I'd often made the comment that the zealots who want biology teachers to "present all sides of the controversy" over evolution never want chemistry teachers to do the same regarding alchemy.

I stand corrected.

On the site, which you should definitely peruse when you have time and a few brain cells that you don't mind losing, you will find:
  • A full description of the program, including majors and minors and so on.  How'd you like to put that on your college application -- "in my school, I majored in Charms with a minor in Potions."  I bet that colleges would just knock themselves out to give you a scholarship!
  • A complete faculty list, which includes people named "Alferian MacLir," "Willow Silverhawk," and "Rainbow Stonetalker."
  • A description of the Grey Council, which governs the school.  The Grey Council is a "legendary Council of Wizards, Mages & Sages which has been a recurring theme through many tales and histories of Magick and Wizardry."  So don't even let it cross your mind that these are a bunch of delusional posers who think they can do magic.  Excuse me, magick.
  • The Colors of Magick -- describing the properties of each color.  My favorite one was "clear" -- "clear is the color of numbers and mathemagicks, reflecting the transparency with which all creation is suffused with magickal formulae."  Whatever the hell that means.
So, if you have a child between the ages of 11 and 18, you can sign him/her up for classes, and soon, you might even be able to pack him/her on a train (boarding at platform 9-3/4, of course) for Helena!  What an opportunity for a quality education!
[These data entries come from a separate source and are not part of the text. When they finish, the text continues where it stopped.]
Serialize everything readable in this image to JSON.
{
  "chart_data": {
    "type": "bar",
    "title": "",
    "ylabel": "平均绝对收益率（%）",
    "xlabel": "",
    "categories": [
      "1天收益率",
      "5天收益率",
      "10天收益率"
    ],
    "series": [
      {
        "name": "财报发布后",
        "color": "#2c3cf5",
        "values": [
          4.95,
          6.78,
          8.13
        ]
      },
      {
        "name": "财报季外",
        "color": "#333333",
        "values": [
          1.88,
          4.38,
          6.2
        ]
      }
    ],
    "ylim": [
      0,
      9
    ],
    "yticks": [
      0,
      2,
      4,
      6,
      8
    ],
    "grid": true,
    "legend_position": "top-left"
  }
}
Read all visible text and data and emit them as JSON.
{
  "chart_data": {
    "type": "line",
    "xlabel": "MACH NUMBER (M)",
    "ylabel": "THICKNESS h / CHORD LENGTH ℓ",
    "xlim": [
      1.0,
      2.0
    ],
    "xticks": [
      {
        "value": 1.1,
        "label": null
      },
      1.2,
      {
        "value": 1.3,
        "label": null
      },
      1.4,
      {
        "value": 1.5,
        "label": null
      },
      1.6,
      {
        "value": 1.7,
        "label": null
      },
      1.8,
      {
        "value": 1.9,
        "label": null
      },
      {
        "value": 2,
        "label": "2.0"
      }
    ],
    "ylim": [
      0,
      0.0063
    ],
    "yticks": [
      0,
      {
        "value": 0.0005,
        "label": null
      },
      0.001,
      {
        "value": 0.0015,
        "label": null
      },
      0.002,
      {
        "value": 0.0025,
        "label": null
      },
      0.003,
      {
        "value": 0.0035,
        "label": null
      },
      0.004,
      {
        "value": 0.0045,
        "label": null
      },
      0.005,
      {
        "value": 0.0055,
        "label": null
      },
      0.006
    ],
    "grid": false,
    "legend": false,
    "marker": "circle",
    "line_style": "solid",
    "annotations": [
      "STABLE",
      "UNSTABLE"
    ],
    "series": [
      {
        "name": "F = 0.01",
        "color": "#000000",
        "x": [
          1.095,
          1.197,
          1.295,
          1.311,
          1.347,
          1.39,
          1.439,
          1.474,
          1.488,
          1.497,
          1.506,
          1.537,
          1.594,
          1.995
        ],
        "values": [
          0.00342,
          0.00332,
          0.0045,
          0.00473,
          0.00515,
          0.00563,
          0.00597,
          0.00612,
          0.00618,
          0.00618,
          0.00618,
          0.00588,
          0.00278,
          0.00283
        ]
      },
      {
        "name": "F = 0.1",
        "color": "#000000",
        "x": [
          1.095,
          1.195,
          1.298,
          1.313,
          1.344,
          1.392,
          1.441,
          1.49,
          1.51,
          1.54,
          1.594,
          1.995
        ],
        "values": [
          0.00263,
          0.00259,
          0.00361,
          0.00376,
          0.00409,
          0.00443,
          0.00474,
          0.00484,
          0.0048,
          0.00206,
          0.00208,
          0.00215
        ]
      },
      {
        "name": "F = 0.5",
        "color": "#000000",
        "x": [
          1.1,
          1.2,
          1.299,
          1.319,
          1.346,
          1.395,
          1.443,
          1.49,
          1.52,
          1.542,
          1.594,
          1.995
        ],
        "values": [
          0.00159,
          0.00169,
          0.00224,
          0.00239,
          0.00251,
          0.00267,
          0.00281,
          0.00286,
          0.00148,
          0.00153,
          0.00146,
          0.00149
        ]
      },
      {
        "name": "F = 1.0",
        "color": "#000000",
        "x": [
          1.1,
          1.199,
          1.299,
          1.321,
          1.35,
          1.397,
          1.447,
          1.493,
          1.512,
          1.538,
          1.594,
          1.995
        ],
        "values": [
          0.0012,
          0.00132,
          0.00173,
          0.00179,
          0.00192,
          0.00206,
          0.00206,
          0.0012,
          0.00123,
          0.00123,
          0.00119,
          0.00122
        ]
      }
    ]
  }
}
Okay, so maybe not.  Maybe these people are just as wrong-headed as our fundamentalist chums from yesterday, who think that teaching kids mythology is the best way to educate them about how the world really works.  It's easy to laugh at the presumptive witches and wizards of the Grey School of Wizardry, especially given that they (unlike the fundamentalists) aren't trying to foist their delusions on the rest of the country.  But if these people somehow get a charter, and turn the Grey School into an actual, accredited educational facility -- I think I'm just going to sit down and have a nice long cry.